The enteroviruses are a large family of viruses transmitted by faecal oral route that cause a range of clinical syndromes, most commonly in children. Asymptomatic infections are common, but infections may be associated with a variety of clinical conditions. Clinical syndromes associated with enterovirus infection include: febrile illnesses with a rash, upper respiratory tract infections, conjunctivitis, aseptic meningitis, epidemic myositis, hand foot and mouth disease and acute flaccid paralysis (polioviruses)
Repeated infections with different enteroviruses occur as each is antigenically different. Other than for polioviruses, there are no vaccines.
Picornaviridae family, Enterovirus genus
Small un-enveloped ssRNA (positive sense)
>100 antigenically distinct viruses (previously classified into 4 groups: polioviruses 1-3, Coxsakie A, Coxsakie B and Echoviruses)
1. Aseptic meningitis (see notes on acute viral neurological syndromes)
2. Hand, foot and mouth disease:
Acute febrile illness, associated with a blistering rash on hands, feet and around the mouth. Outbreaks commonly occur in crèches, day care centres.

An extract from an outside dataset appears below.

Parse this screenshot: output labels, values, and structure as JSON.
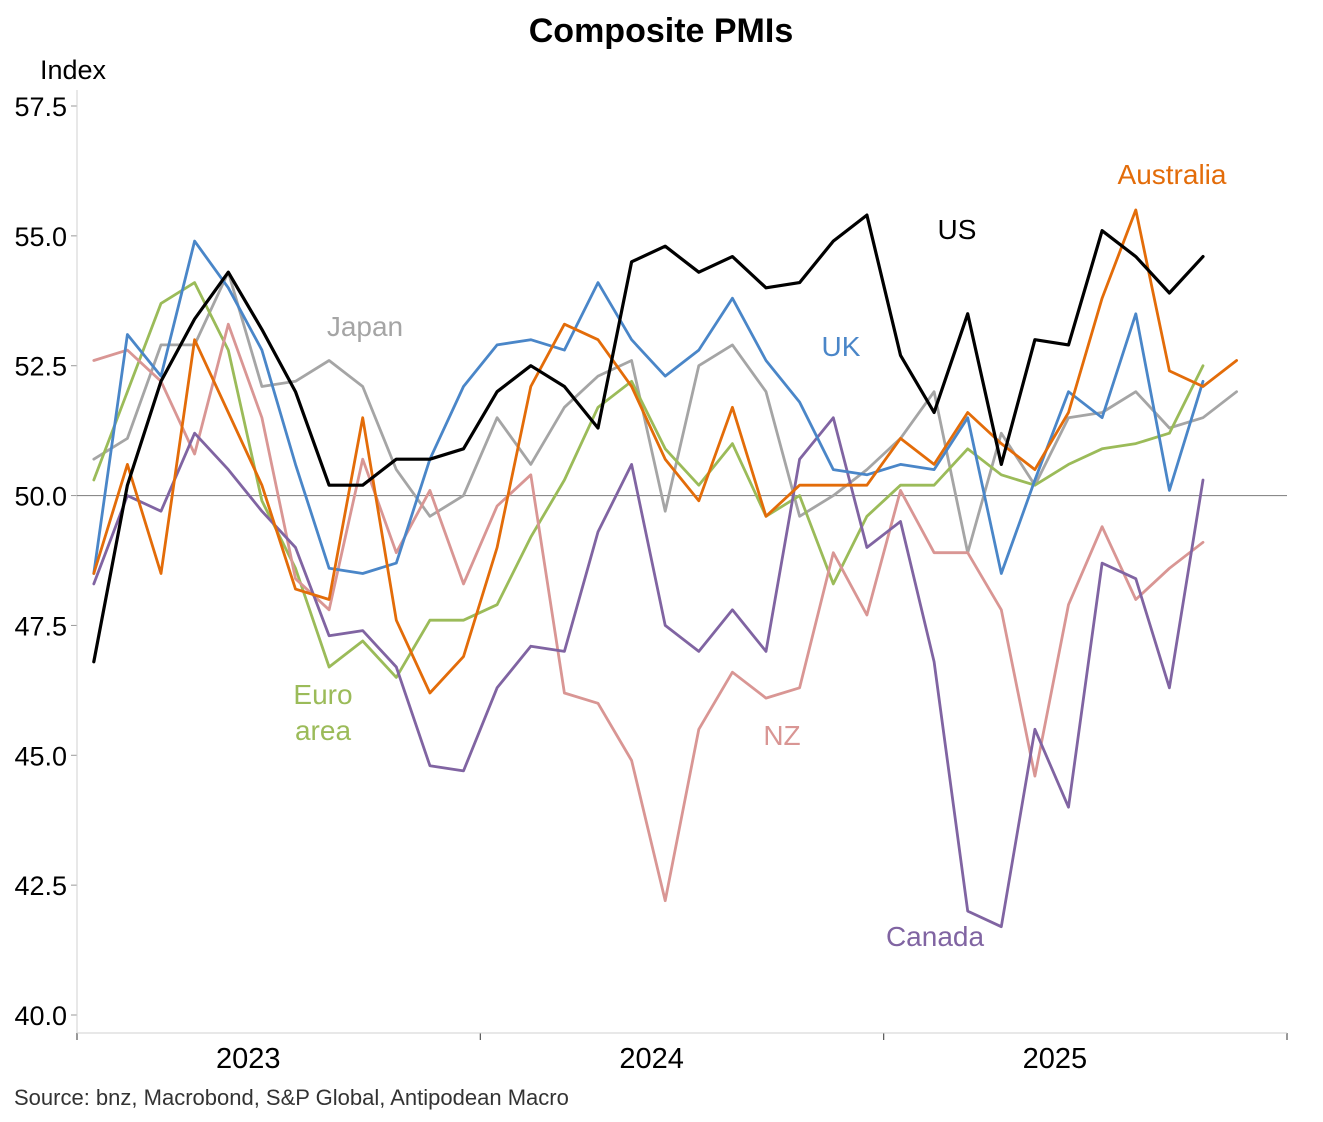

3. Febrile illness with rash:
Many enterovirus types can cause febrile illnesses with a macular-papular rash, much like rubella. They are most commonly seen in children.
Enteroviruses are the commonest cause of viral myocarditis (infection and inflammation of heart muscle). Cardiac symptoms are usually preceded by a febrile upper respiratory tract infection.
5. Epidemic myositis (Bornholm disease)
This is an enteroviral infection of abdominal or intercostal muscles. Illness presents with fever and chest or abdominal pain and lasts about a week. Outbreaks in families are common. Pain in the affected muscle group may be very severe and can mimic a myocardial infarction.
6. Neonatal sepsis:
Disseminated enteroviral infection (meningo-encephalitis, myocarditis, hepatitis, pneumonia) may occur in young infants who have been exposed to an enterovirus type that the mother has no pre-existing immunity to. Thus the infant has no passive protection from maternal antibody and can develop extensive disease.
8. Acute flaccid paralysis: (see notes on poliomyelitis in acute viral CNS syndromes)
Enteroviruses replicate in the gut and are shed in the stools. Thus transmission is by the faecal oral route. Infections have a seasonal prevalence during the summer months. Family and community wide outbreaks are common due to the ease of transmission.
Virus detection in stool, throat swab by culture or PCR
Serology (antibody assays) are available to identify certain enteroviral infections. There are no IgM assays. Acute and convalescent blood samples are needed confirm an acute infection. A rising titre of IgG antibody in acute and convalescent samples provides evidence of infection.